Here is a not-so-dirty little secret: Players choose most of their based upon the golf courses. That leads us to the Old White Course at The Greenbrier this week. It is the first course designed on the property (C.B. McDonald with Seth Raynor in 1914), but is lesser known by the current generation than the adjoining Greenbrier Course.
The Greenbrier Course is the one that has hosted the big events in the resort’s history (Ryder Cup, Solheim Cup, Champions Tour events), but it is only being used by select resort guests this week. That is how deep the roster of courses is at the Greenbrier (4 in total -- you can see some pictures on my Twitter feed -- @scottwalkerontv).
So why wouldn’t the PGA Tour use such an historic venue? Slugger White is vice president of rules and competitions for the Tour. The West Virginia native told me that the decision to use the Old White Course was a gut feel while touring the property a few years ago. That turned out to be a popular decision by the players this week.
“I am a big Seth Raynor fan. I like squared off greens and squared off bunkers. You don't see that a lot around here,” said Brandt Snedeker.
Jim Furyk was also attracted to the McDonald/Raynor design that was updated by Lester George in 2006.
“I am a classic golf course connoisseur,” added Johnson Wagner, who got to see these courses a few times while he played at Virginia Tech, which is about 70 miles away from The Greenbrier.
There are quirks on the course that some may never accept. The valley that runs through the third green (a classic Biarritz green) is one you can hide your car in, as Wagner said in his news conference. There is a blind approach to the 13th green.
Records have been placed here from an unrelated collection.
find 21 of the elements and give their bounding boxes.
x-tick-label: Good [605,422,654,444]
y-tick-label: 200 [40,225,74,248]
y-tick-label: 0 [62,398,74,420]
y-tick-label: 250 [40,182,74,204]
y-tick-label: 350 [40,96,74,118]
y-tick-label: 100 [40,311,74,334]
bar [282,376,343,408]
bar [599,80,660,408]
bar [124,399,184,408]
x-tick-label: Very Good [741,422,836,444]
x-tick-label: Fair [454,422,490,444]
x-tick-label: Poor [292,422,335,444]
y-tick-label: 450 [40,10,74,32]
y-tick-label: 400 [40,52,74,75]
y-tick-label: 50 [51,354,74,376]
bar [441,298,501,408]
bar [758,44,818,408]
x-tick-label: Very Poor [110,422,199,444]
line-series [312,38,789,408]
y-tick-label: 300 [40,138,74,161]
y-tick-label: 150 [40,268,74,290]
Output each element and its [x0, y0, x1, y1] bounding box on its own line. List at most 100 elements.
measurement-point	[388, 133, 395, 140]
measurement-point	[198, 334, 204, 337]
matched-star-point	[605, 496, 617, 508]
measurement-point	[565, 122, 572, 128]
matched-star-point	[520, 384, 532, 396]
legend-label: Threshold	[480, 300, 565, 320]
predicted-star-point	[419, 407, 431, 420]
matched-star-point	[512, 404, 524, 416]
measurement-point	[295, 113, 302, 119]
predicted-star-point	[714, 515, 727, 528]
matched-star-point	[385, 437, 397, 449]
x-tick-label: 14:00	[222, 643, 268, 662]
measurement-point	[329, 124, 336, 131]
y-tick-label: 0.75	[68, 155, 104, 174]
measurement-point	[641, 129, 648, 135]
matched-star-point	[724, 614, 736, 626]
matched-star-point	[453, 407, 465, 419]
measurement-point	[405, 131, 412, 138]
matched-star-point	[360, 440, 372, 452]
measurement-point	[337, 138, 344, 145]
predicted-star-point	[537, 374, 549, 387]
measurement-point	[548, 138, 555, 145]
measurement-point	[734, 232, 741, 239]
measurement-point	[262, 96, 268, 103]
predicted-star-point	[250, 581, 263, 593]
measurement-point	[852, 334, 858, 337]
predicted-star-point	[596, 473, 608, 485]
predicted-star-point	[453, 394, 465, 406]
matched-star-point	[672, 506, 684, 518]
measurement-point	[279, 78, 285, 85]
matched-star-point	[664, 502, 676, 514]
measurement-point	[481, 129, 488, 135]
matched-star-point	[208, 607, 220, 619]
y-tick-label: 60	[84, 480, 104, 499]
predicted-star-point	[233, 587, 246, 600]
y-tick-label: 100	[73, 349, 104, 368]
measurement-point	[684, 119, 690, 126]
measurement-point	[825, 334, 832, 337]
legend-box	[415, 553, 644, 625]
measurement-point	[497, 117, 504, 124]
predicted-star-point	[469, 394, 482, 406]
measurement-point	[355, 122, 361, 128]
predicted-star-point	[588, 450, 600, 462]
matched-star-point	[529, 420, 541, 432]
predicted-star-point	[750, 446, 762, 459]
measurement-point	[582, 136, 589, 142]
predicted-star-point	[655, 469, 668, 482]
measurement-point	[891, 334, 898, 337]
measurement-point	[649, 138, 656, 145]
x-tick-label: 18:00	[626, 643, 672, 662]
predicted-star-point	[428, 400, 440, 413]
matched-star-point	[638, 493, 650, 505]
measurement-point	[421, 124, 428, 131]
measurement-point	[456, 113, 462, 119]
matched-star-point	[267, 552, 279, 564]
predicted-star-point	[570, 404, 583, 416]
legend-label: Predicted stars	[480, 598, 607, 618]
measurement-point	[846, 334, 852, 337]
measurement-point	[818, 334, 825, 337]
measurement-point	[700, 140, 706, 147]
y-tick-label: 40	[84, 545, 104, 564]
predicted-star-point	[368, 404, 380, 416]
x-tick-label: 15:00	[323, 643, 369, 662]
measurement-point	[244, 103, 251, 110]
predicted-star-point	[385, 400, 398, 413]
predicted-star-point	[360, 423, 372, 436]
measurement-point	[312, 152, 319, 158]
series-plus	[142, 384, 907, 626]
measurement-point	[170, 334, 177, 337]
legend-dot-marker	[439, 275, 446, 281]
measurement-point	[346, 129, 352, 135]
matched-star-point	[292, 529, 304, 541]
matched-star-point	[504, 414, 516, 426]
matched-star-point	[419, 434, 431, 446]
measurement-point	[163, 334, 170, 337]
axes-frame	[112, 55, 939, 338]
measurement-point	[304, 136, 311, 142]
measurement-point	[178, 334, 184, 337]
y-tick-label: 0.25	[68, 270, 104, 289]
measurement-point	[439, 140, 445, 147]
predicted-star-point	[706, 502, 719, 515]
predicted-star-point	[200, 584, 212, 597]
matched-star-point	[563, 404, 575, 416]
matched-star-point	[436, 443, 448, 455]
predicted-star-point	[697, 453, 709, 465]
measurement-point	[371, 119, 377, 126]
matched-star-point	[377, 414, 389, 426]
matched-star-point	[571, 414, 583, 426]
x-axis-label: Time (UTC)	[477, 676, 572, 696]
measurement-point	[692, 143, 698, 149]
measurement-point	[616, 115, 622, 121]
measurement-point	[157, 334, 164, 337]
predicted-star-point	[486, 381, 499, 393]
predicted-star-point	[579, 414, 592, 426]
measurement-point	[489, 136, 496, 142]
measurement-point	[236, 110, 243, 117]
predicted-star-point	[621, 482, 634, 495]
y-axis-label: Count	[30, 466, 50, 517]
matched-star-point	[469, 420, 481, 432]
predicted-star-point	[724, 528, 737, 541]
And there is a “boomerang” ridge that sits in the middle of the par-3 finishing hole that has the players’ attention.
“If someone were to draw up the 18th green today they would get killed. There is an elephant buried in the middle of it. I think it is fun. It's different,” said Richard S. Johnson.
And that is the point this week. If you can get used to the quirks, you can appreciate the challenge. So, keep this in mind you make your weekend viewing plans. The co-star of the tournament, the Old White, may just steal the show.